An EA is a concise public document that evaluates the potential risk for the drug or feed additive to cause significant environmental impacts using fate, exposure, and effects data, and focuses on relevant environmental issues relating to the use and disposal of veterinary drugs or feed additives (21 CFR 25.40). An EA serves to provide sufficient evidence and analysis for an agency to determine whether significant environmental impacts may occur from the action.
Each EA is usually prepared by the applicant (i.e., drug sponsor or feed additive petitioner) but the FDA is ultimately responsible for the scope and content of each EA. Two guidance documents are available that describe the EA process:
If CVM determines that the information in the EA demonstrates that no significant environmental impacts are expected, then a Finding of No Significant Impact (FONSI) is prepared.
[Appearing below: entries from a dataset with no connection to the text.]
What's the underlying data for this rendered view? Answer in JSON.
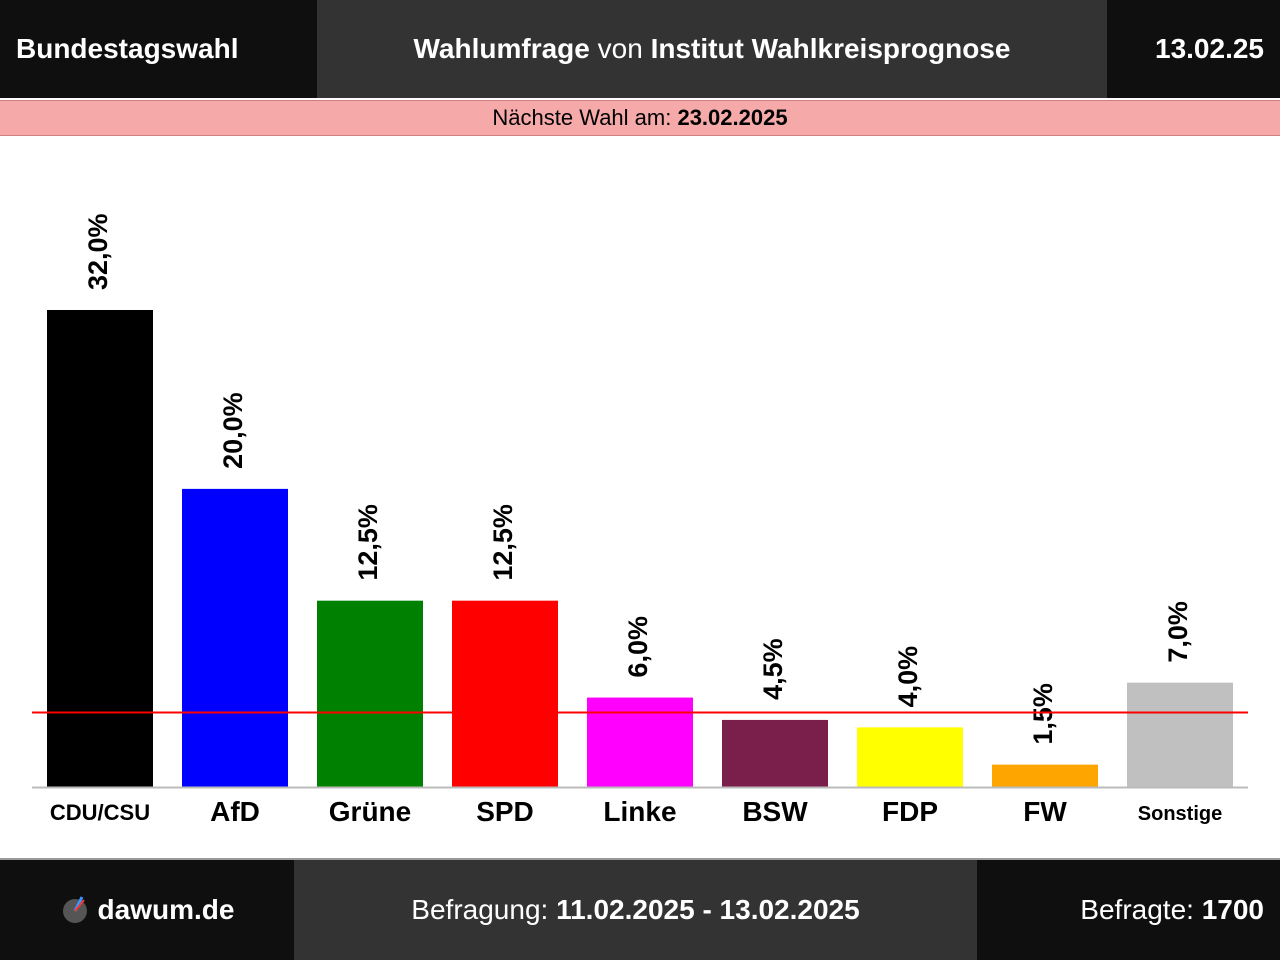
{
  "header": {
    "left": "Bundestagswahl",
    "center_prefix": "Wahlumfrage",
    "center_mid": " von ",
    "center_institute": "Institut Wahlkreisprognose",
    "right": "13.02.25"
  },
  "banner": {
    "label": "Nächste Wahl am: ",
    "date": "23.02.2025"
  },
  "chart_data": {
    "type": "bar",
    "categories": [
      "CDU/CSU",
      "AfD",
      "Grüne",
      "SPD",
      "Linke",
      "BSW",
      "FDP",
      "FW",
      "Sonstige"
    ],
    "values": [
      32.0,
      20.0,
      12.5,
      12.5,
      6.0,
      4.5,
      4.0,
      1.5,
      7.0
    ],
    "value_labels": [
      "32,0%",
      "20,0%",
      "12,5%",
      "12,5%",
      "6,0%",
      "4,5%",
      "4,0%",
      "1,5%",
      "7,0%"
    ],
    "colors": [
      "#000000",
      "#0000ff",
      "#008000",
      "#ff0000",
      "#ff00ff",
      "#7a1f4b",
      "#ffff00",
      "#ffa500",
      "#c0c0c0"
    ],
    "threshold": 5.0,
    "threshold_color": "#ff0000",
    "ylim": [
      0,
      32
    ]
  },
  "footer": {
    "brand": "dawum.de",
    "survey_label": "Befragung: ",
    "survey_range": "11.02.2025 - 13.02.2025",
    "respondents_label": "Befragte: ",
    "respondents": "1700"
  }
}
A FONSI is a document that summarizes reasons why the agency has concluded that no significant environmental impacts are expected to occur upon implementation of the action (21 CFR 25.41). Otherwise, if unacceptable risk is still expected to occur, risk mitigation options must be implemented, or an EIS will be required.
An EIS and a Record of Decision (ROD) are prepared when evaluation of data or information in an EA, or otherwise available to the agency, indicates that a proposed action may significantly affect the environment (21 CFR 25.42 and 25.43, respectively). An EIS describes a proposed action and alternatives. It allows for potential impacts to be disclosed and understood by the lead agency and public in advance of implementing of the action. The ROD states what the decision is, identifies the alternatives considered (including the environmentally preferred alternative), and discusses mitigation plans, such as any enforcement and monitoring commitments. It discusses all the factors that were contemplated when the decision was reached on whether, and how, to proceed with the proposed action as well as whether practical means to avoid or minimize environmental harm have been adopted, and if not, why they were not.